I don’t know. A poem is made of language, and language is our way of connecting to each other, accusing each other, making peace with each other. It’s low-tech: you just need a voice and ears—this equipment is both literal and metaphorical, since a person unable to speak or unable to hear can still “say” a poem and “listen” to it. There’s something really cool about those arts that are extensions of, or shaped versions of, other activities: A marathon, for example, takes an activity that most people are equipped to do—run—and shapes it into a competition. Poetry does the same thing with speech. There are poets younger than me who are really good at using various electronic media to help us become more aware of the callings out and consolations of poetry in what seems a particularly tough time. I follow some on Twitter and elsewhere, and I’m grateful to discover new (to me) voices. It may be that as our lives get more and more surveilled, our modes for maintaining connection with each other increasingly commodified, poetry will remain a way of being and action that can escape all that. New forms might emerge, something like the landays Afghan women write and pass to each other, a kind of testimony beyond the imagination of the state and the corporation.
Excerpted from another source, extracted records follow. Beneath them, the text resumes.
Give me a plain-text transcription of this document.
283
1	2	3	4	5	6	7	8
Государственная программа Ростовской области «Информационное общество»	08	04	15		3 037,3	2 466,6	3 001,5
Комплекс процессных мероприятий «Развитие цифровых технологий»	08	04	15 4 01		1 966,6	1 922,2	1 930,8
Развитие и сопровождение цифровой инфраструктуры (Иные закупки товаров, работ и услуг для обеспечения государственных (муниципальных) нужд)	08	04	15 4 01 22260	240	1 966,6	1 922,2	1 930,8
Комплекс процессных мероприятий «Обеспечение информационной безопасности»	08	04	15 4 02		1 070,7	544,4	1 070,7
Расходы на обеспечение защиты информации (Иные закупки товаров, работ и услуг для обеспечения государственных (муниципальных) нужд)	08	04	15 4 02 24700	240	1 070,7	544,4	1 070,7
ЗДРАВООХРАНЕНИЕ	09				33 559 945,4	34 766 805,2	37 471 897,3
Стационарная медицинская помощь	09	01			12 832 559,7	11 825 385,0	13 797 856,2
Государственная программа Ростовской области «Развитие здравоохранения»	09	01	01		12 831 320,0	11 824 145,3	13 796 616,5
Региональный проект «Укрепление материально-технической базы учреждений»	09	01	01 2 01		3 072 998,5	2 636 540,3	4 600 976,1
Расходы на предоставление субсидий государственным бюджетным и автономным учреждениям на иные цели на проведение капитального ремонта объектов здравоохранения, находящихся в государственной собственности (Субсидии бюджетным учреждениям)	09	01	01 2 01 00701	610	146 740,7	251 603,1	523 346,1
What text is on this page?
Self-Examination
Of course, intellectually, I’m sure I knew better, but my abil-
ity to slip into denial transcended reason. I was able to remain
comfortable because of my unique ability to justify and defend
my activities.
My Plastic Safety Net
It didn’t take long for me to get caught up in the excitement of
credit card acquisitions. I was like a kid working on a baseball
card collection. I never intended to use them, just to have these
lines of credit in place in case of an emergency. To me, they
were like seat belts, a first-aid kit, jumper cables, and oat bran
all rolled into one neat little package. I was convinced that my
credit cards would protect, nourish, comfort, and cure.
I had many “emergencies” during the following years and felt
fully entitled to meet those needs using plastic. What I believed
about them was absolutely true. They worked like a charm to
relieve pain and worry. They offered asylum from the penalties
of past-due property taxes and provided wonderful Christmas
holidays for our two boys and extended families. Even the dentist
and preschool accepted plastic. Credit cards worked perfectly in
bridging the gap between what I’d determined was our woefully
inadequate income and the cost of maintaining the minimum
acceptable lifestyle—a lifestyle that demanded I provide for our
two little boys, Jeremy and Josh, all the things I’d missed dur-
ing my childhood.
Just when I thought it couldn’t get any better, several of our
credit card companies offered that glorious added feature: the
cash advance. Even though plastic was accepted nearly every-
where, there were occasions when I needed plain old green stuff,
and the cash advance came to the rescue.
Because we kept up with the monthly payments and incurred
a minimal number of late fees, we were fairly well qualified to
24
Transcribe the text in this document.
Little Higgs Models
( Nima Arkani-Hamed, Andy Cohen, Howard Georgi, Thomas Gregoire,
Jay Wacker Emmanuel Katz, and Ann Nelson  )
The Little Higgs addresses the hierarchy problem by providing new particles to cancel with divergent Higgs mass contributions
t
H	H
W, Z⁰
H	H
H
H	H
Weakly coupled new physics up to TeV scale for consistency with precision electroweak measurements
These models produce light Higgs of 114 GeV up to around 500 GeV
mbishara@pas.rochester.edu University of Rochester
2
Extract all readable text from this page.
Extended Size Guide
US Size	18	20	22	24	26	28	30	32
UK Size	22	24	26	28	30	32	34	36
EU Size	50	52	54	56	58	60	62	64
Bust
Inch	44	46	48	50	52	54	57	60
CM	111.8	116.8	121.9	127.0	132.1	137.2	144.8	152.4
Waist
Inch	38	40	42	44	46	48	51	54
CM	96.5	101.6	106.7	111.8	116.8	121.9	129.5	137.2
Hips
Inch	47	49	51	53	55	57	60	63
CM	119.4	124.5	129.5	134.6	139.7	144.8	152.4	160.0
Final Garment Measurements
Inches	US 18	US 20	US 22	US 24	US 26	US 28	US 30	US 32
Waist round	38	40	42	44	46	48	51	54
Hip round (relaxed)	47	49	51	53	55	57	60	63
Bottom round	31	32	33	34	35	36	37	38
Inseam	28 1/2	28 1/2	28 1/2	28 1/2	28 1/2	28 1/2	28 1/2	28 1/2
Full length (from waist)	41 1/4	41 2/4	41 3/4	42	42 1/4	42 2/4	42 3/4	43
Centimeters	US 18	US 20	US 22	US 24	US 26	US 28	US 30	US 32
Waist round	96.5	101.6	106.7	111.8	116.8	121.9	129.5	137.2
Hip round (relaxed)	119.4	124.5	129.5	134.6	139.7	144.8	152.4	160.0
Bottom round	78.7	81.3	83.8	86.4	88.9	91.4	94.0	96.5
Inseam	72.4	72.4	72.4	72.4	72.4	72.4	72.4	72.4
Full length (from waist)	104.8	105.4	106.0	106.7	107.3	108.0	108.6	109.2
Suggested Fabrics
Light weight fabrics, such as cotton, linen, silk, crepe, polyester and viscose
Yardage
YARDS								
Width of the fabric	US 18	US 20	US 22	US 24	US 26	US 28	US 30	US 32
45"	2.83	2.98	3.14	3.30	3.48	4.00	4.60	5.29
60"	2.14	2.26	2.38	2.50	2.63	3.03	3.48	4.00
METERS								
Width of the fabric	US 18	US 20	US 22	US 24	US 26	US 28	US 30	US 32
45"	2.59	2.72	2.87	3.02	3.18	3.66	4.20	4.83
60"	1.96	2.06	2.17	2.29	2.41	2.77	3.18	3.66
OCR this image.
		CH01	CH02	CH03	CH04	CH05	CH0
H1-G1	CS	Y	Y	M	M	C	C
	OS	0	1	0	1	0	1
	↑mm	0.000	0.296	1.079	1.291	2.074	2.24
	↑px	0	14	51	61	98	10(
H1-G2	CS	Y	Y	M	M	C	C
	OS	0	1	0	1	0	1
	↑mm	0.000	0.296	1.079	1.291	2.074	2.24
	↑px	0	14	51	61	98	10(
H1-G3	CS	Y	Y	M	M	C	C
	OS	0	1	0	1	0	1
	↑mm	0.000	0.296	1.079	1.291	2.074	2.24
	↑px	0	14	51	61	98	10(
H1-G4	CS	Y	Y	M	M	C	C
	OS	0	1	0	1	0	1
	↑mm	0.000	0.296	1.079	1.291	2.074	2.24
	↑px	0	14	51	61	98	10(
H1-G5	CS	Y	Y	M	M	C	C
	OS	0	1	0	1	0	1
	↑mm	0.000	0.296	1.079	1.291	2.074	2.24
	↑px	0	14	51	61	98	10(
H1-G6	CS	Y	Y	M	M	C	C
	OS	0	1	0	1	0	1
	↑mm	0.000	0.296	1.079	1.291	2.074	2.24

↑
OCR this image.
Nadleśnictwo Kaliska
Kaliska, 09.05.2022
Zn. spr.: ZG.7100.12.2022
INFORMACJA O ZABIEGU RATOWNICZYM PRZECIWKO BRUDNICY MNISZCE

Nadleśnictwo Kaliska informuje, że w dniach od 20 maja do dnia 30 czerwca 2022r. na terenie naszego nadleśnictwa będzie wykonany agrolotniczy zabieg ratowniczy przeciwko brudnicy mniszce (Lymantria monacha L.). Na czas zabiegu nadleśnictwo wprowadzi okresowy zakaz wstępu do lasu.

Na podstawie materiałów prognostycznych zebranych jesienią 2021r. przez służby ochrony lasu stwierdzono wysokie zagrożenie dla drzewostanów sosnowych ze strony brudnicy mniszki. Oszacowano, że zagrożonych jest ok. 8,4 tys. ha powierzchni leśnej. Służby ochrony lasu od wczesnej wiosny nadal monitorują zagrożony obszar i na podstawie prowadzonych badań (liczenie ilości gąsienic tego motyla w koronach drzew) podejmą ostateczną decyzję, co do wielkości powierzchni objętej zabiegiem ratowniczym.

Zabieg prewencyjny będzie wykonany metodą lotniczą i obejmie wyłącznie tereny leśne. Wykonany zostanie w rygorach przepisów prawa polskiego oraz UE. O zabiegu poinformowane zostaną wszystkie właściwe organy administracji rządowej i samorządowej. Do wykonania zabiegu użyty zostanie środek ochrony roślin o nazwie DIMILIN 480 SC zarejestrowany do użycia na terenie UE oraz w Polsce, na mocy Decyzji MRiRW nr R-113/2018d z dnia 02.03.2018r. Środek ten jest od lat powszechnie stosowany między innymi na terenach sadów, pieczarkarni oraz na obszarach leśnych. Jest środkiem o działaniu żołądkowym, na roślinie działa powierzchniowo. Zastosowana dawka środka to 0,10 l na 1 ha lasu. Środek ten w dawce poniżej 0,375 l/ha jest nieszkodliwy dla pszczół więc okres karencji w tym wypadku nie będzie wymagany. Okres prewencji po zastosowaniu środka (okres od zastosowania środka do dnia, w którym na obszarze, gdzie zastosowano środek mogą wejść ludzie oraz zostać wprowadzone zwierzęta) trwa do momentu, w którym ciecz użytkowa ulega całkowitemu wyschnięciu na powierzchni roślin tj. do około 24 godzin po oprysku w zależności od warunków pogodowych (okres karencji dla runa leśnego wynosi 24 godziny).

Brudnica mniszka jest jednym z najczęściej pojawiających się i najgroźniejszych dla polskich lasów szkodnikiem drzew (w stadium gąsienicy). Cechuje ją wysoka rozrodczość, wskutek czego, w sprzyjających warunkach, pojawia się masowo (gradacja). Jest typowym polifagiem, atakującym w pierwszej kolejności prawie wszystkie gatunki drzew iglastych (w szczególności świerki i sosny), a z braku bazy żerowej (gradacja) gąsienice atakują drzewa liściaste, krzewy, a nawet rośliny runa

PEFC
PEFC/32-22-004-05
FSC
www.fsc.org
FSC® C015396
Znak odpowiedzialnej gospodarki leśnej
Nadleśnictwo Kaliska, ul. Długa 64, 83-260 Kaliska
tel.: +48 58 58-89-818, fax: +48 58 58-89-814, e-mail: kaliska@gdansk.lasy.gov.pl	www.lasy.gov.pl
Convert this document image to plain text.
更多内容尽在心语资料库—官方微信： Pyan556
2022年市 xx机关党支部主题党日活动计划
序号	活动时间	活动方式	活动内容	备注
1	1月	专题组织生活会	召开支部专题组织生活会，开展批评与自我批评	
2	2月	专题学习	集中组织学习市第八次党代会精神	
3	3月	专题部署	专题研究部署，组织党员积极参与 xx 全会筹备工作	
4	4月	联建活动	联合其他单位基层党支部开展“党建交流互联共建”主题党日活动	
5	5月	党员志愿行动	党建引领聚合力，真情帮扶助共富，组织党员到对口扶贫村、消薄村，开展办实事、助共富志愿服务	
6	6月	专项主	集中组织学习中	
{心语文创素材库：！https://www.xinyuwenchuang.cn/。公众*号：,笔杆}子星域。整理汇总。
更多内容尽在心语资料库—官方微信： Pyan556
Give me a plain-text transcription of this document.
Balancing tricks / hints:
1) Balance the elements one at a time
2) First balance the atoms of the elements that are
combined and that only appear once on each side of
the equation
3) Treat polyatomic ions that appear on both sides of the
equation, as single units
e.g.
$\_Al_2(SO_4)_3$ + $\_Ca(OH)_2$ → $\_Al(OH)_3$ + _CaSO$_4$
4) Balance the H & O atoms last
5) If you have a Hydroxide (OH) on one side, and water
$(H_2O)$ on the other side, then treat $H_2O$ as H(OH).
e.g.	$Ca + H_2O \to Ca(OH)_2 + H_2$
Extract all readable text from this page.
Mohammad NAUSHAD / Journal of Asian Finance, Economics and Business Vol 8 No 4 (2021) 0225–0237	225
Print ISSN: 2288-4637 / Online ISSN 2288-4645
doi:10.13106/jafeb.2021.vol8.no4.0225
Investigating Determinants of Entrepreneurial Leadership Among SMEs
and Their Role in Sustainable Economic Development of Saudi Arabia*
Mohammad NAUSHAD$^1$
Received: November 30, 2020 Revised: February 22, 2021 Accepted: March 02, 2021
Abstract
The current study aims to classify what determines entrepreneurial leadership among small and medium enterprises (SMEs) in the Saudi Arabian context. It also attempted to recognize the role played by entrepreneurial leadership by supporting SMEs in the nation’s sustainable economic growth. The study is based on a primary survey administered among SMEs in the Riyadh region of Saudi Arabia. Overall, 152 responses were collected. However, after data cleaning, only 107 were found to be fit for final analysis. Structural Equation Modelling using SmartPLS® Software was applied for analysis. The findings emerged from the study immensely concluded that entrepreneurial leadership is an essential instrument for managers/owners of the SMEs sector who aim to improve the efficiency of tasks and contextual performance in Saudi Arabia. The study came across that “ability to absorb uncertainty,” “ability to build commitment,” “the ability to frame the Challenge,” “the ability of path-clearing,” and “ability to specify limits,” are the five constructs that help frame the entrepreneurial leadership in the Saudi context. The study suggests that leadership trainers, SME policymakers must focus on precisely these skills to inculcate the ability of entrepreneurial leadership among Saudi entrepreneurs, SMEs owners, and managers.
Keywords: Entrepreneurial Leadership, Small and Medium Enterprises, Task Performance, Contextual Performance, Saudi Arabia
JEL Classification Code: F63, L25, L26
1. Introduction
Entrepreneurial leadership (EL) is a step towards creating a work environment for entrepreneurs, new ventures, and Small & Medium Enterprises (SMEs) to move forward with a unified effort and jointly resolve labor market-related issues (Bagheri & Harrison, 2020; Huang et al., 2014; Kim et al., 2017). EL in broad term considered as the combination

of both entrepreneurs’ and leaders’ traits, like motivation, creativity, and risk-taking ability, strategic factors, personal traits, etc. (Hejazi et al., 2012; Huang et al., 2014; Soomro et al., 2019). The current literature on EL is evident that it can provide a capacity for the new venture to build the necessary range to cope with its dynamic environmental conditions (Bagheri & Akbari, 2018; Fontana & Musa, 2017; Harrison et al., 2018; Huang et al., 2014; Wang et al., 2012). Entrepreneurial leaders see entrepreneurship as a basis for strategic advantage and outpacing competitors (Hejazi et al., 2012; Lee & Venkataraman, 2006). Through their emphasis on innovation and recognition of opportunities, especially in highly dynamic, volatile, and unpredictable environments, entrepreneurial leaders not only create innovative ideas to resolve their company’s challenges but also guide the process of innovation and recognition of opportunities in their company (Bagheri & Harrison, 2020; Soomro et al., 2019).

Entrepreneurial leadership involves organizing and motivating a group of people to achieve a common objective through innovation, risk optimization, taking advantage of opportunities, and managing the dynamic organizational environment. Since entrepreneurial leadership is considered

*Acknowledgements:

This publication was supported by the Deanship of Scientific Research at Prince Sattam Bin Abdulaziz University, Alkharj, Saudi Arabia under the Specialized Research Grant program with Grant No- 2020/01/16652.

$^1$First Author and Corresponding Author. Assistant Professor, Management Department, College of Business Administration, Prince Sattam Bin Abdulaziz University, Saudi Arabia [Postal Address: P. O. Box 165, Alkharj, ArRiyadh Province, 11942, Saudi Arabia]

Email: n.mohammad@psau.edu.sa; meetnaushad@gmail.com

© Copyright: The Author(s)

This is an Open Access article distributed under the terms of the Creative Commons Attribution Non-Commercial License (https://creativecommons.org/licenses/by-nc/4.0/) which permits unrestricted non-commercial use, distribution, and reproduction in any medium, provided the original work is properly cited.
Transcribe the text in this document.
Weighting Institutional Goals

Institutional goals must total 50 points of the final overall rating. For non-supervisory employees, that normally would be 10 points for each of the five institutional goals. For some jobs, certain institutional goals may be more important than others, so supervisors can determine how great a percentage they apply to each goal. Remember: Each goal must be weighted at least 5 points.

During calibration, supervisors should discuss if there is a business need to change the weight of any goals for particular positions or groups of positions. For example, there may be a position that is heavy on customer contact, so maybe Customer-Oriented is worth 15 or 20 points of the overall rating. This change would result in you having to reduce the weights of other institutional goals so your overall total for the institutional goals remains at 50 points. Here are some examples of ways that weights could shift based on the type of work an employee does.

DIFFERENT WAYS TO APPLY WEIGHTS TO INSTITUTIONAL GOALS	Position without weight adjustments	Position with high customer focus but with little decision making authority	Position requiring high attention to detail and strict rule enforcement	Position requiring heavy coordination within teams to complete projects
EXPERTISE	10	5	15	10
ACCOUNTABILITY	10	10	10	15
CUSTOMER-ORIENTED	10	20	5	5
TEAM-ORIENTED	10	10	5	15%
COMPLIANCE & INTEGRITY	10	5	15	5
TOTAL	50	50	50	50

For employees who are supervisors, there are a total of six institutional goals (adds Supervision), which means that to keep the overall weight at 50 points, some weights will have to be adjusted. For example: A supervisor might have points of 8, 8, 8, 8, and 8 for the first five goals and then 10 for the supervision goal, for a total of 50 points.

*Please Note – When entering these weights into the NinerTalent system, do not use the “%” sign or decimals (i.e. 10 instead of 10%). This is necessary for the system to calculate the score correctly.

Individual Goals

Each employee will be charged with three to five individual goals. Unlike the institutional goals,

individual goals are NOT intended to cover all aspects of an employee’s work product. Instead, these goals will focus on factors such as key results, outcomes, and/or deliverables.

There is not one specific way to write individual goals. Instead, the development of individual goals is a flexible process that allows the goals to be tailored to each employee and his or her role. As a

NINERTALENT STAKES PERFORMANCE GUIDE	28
I don’t know. For most people, though, poetry is not even part of the cultural landscape. I don’t have anything more insightful to say about this.
In addition to writing poetry, you also teach writing to undergraduates. What is your view of the role of the creative writing teacher in the university and in the larger community?
So few of the students who take a poetry writing class in will go on to regularly write poetry once they leave it. So my hope is pretty modest: That students may learn to read poetry with a little more interest and that they will become a little more excited by, and careful in their attention to, the English language. There’s a great sentence at the beginning of Robert Pinsky’s The Sounds of Poetry, which I assign to my students. He writes that his aim is to help readers increase their enjoyment and understanding of poetry. I love that.